INVESTIGADORES
SEARLES Peter Stoughton
congresos y reuniones científicas
Título:
Experimental warming during autumn and winter decreased freezing resistance in Olea europaea plants
Autor/es:
NADIA ARIAS; GISELA PARRA; ANDREA MISERERE; VIRGINIA CORTES MOLINA; ROCIO ARGAÑARAZ; PETER SEARLES; SANDRA BUCCI; M. CECILIA ROUSSEAUX
Reunión:
Simposio; IX International Olive Symposium; 2023
Resumen:
Global climate change is likely to increase mean average temperature, reduce precipitation and alters timings, frequency, and intensity of frost events.
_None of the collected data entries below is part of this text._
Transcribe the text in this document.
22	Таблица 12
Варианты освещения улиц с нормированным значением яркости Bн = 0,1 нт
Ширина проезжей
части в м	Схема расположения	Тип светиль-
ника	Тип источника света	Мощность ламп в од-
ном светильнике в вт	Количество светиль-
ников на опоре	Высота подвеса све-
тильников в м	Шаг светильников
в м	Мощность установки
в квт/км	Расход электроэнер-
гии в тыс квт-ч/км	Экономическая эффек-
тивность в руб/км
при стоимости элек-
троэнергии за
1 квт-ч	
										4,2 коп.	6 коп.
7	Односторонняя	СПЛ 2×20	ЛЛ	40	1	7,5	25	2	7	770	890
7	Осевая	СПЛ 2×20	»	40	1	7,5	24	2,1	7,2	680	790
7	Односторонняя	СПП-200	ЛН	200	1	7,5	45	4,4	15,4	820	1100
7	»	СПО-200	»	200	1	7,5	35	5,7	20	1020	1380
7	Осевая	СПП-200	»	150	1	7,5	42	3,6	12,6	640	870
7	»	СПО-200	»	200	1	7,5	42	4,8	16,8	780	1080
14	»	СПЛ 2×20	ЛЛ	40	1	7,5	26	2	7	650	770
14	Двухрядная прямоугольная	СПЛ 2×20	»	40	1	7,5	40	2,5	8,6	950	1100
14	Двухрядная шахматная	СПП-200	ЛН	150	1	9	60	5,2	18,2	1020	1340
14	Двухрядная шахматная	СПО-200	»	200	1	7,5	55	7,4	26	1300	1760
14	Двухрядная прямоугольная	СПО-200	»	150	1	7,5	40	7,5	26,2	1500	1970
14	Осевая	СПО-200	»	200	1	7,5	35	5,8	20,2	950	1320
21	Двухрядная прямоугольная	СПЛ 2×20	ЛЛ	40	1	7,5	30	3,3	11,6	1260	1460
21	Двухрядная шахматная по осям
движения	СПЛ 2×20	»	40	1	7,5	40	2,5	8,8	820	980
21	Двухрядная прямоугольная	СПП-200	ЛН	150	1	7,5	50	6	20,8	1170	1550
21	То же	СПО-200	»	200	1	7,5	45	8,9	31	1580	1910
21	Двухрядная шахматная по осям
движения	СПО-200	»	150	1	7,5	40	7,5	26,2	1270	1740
Warmer temperatures during the autumn and winter will potentially increase growing season length and could expose plants to low and freezing temperatures, increasing their risk to suffer frost damage. The objective of this study was to determine leaf frost resistance and vegetative growth of Olea europaea exposed to experimental warming. A field experiment with two temperature levels was conducted using well-irrigated, potted olive trees (cvs. Arbequina, Picual) grown in open-top chambers for two periods of 60 days during the autumn or winter. The temperature levels were a near-ambient control (OTC0) and a heated (OTC+) treatment (+4 °C). During autumn and winter, leaf cell membrane damage (LT50) of cvs. Picual and Arbequina grown in heated treatments was higher (around 2°C) than control treatments. For example, cv. Arbequina plants grown inside OTC+ during the autumn exhibited LT50 values of -7.12 °C ± 0.67 and inside OTC0 the values were -9°C ± 0.55. During the winter we found a negative and linear correlation between late-season shoot elongation (cm) and LT50 (y= 0.756x-9.67, R2=0.90). Olive plants that exhibited lower values of leaf LT50 were those with less shoot elongation. The results showed that the exposure to warming temperatures decreased olive freezing resistance, suggesting that global climate change could limit olive crop acclimation to low temperatures and decrease survivability under freezing events.